Rapid characterization of heavy metals in soil using a novel integrated strategy for near-infrared spectroscopy models

  • 0School of Food and Liquor Engineering, Sichuan University of Science and Engineering, Yibin 644000, PR China; Biogas Institute of Ministry of Agriculture and Rural Affairs, Chengdu, Sichuan Province 610041, PR China.

Summary

This summary is machine-generated.

This study developed a weighted fusion strategy to improve the accuracy of predicting soil heavy metals (Pb, Cd, Cr) using near-infrared spectroscopy.
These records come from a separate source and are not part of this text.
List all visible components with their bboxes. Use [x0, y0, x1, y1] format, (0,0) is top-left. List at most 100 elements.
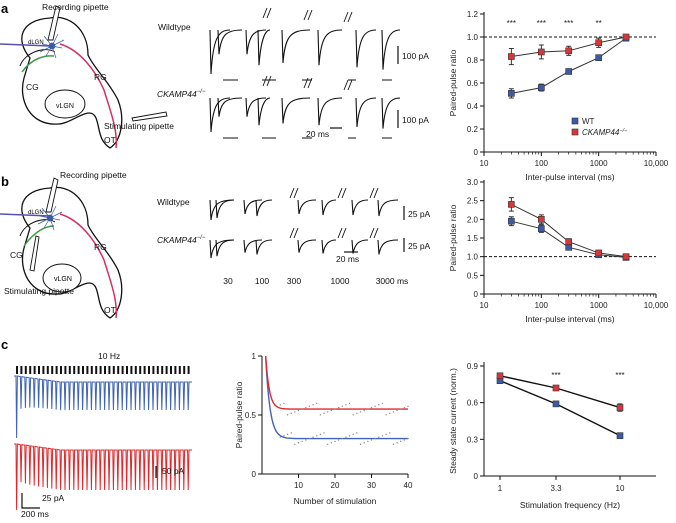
stim-tick	[16, 366, 18, 374]
x-tick-label: 10	[294, 481, 303, 490]
ckamp-label-a: CKAMP44−/−	[157, 89, 206, 99]
y-tick-label: 0.8	[467, 56, 479, 65]
wildtype-label-b: Wildtype	[157, 197, 190, 207]
trace-a	[209, 29, 231, 75]
stim-tick	[143, 366, 146, 374]
stim-tick	[161, 366, 164, 374]
trace-a	[355, 97, 377, 127]
y-tick-label: 0	[252, 470, 257, 479]
stim-tick	[112, 366, 115, 374]
trace-b	[215, 199, 235, 219]
stim-tick	[121, 366, 124, 374]
data-point-WT	[595, 54, 602, 62]
scatter-point-CKAMP44	[396, 409, 398, 412]
trace-a	[281, 29, 311, 64]
stim-tick	[77, 366, 80, 374]
scatter-point-CKAMP44	[407, 405, 409, 407]
traces-c: 10 Hz 50 pA 25 pA 200 ms	[14, 351, 192, 519]
y-tick-label: 1.0	[467, 253, 479, 262]
stim-tick	[82, 366, 84, 374]
y-axis-label: Paired-pulse ratio	[234, 381, 244, 448]
y-tick-label: 2.5	[467, 197, 479, 206]
trace-b	[243, 239, 263, 253]
scatter-point-CKAMP44	[301, 408, 303, 410]
scatter-point-WT	[290, 432, 292, 434]
scatter-point-WT	[297, 442, 300, 444]
scatter-point-CKAMP44	[385, 414, 387, 416]
rg-label: RG	[94, 72, 107, 82]
chart-b: 0 0.5 1.0 1.5 2.0 2.5 3.0 10 100 1000 10,000 Inter-…	[448, 178, 669, 324]
brain-schematic-b: Recording pipette Stimulating pipette dL…	[0, 170, 127, 319]
scatter-point-WT	[334, 440, 336, 443]
stimulating-pipette-label-b: Stimulating pipette	[4, 286, 74, 296]
scatter-point-CKAMP44	[283, 402, 285, 405]
scatter-point-WT	[396, 442, 398, 444]
cg-label: CG	[26, 82, 39, 92]
y-tick-label: 0.6	[467, 79, 479, 88]
trace-a	[317, 29, 343, 66]
x-tick-label: 10,000	[644, 301, 669, 310]
stim-tick	[117, 366, 120, 374]
scatter-point-CKAMP44	[345, 404, 347, 406]
stimulating-pipette-icon	[131, 111, 168, 122]
dlgn-boundary	[19, 49, 56, 67]
stim-tick	[174, 366, 177, 374]
scatter-point-WT	[348, 435, 351, 437]
x-tick-label: 3.3	[550, 484, 562, 493]
interval-label: 300	[287, 276, 301, 286]
stim-tick	[64, 366, 67, 374]
stim-tick	[95, 366, 98, 374]
y-axis-label: Steady state current (norm.)	[448, 368, 458, 474]
chart-c-right: 0 0.3 0.6 0.9 1 3.3 10 Stimulation frequency (H…	[448, 362, 656, 510]
scatter-point-WT	[385, 433, 387, 436]
data-point-WT	[552, 400, 560, 408]
optic-tract	[59, 43, 118, 149]
break-mark	[369, 227, 379, 239]
scatter-point-CKAMP44	[279, 404, 281, 406]
trace-a	[217, 29, 243, 55]
stim-tick	[90, 366, 93, 374]
x-tick-label: 10	[480, 301, 489, 310]
scatter-point-CKAMP44	[337, 406, 340, 409]
interval-label: 3000 ms	[376, 276, 409, 286]
scatter-point-WT	[367, 440, 369, 443]
y-tick-label: 2.0	[467, 215, 479, 224]
scatter-point-WT	[352, 433, 354, 436]
scatter-point-WT	[312, 436, 314, 438]
significance-marker: ***	[537, 19, 546, 28]
trace-a	[281, 97, 311, 124]
neuron-icon	[39, 33, 65, 59]
y-tick-label: 0	[474, 148, 479, 157]
data-point-CKAMP44	[595, 39, 602, 47]
x-tick-label: 20	[331, 481, 340, 490]
dlgn-label-b: dLGN	[28, 210, 44, 216]
scatter-point-WT	[283, 435, 285, 437]
recording-pipette-icon-b	[45, 177, 59, 213]
trace-a	[381, 29, 401, 70]
break-mark	[289, 187, 299, 199]
x-tick-label: 100	[535, 301, 549, 310]
scatter-point-CKAMP44	[403, 406, 406, 409]
trace-a	[245, 29, 267, 55]
wildtype-label-a: Wildtype	[158, 22, 191, 32]
x-tick-label: 100	[535, 159, 549, 168]
stim-tick	[134, 366, 137, 374]
scatter-point-WT	[359, 443, 362, 445]
stim-tick	[55, 366, 58, 374]
scatter-point-WT	[286, 433, 289, 436]
fit-curve-CKAMP44	[264, 355, 408, 410]
scatter-point-WT	[327, 443, 329, 445]
y-tick-label: 0.9	[467, 362, 479, 371]
trace-c-ko	[14, 443, 192, 511]
scatter-point-WT	[370, 439, 373, 441]
vlgn-label-b: vLGN	[54, 276, 72, 283]
data-point-CKAMP44	[552, 384, 560, 392]
scatter-point-CKAMP44	[316, 402, 318, 405]
ckamp-label-b: CKAMP44−/−	[157, 235, 206, 245]
cg-fiber-b	[23, 225, 55, 247]
trace-b	[209, 239, 235, 259]
scatter-point-WT	[308, 437, 311, 440]
trace-a	[209, 97, 231, 133]
trace-a	[355, 29, 377, 68]
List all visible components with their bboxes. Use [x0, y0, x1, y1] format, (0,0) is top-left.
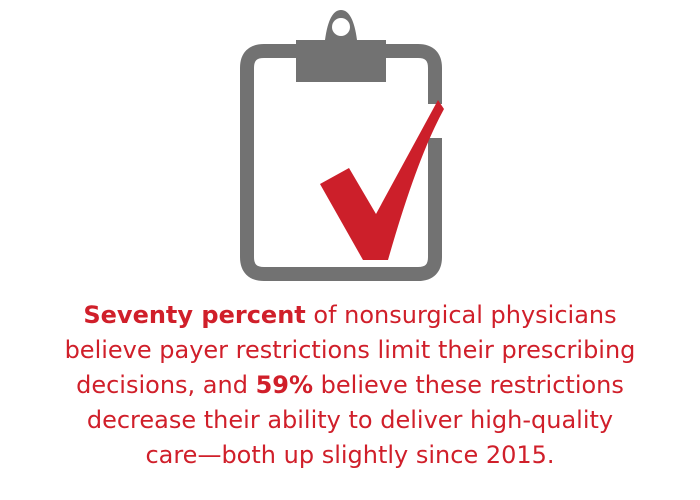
highlight-seventy-percent: Seventy percent — [83, 301, 306, 329]
caption-line-4: decrease their ability to deliver high-q… — [86, 406, 614, 434]
illustration — [240, 10, 444, 281]
caption-line-1: Seventy percent of nonsurgical physician… — [30, 298, 670, 333]
caption-text: believe these restrictions — [313, 371, 624, 399]
caption-line-5: care—both up slightly since 2015. — [145, 441, 555, 469]
highlight-59-percent: 59% — [255, 371, 314, 399]
checkmark-icon — [320, 100, 444, 260]
clipboard-icon — [240, 10, 442, 281]
caption-text: of nonsurgical physicians — [305, 301, 617, 329]
caption-line-2: believe payer restrictions limit their p… — [64, 336, 636, 364]
caption: Seventy percent of nonsurgical physician… — [30, 298, 670, 473]
caption-line-3: decisions, and 59% believe these restric… — [30, 368, 670, 403]
caption-text: decisions, and — [76, 371, 256, 399]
This approach overcomes limitations of single models, enhancing soil quality assessment for sustainable agriculture.

Area Of Science

  • Environmental Science
  • Soil Science
  • Analytical Chemistry

Background

  • Soil quality is crucial for ecological security and agricultural sustainability.
  • Heavy metal (HM) contamination poses a significant threat to soil health.
  • Existing methods for soil HM assessment face challenges in standardization, efficiency, and precision.

Purpose Of The Study

  • To develop a standardized, efficient, and high-precision technology for acquiring soil HM information.
  • To address limitations of single predictive models in universality and reproducibility.
  • To improve the inversion accuracy of soil HM contents using near-infrared spectral data.

Main Methods

  • Employed linear and nonlinear modeling approaches with multi-step spectral data processing.
  • Constructed near-infrared spectral prediction models for lead (Pb), cadmium (Cd), and chromium (Cr).
  • Integrated model averaging and weighted fusion strategies, utilizing six sub-models to overcome single-model limitations.

Main Results

  • Nonlinear algorithms showed potential for inverting soil biochemical properties.
  • Weighted fusion strategy significantly reduced average prediction errors for Pb (2.12%), Cd (5.35%), and Cr (3.51%).
  • Residual prediction deviations on the test set improved by 0.43 for Pb, 0.15 for Cd, and 0.20 for Cr compared to single models.

Conclusions

  • The weighted fusion strategy effectively addresses limitations and instability of single-model estimations for soil HM content.
  • This integrated approach enhances the practical applicability of soil regression models for HM assessment.
  • Provides new insights for optimizing soil regression models in environmental monitoring and agricultural management.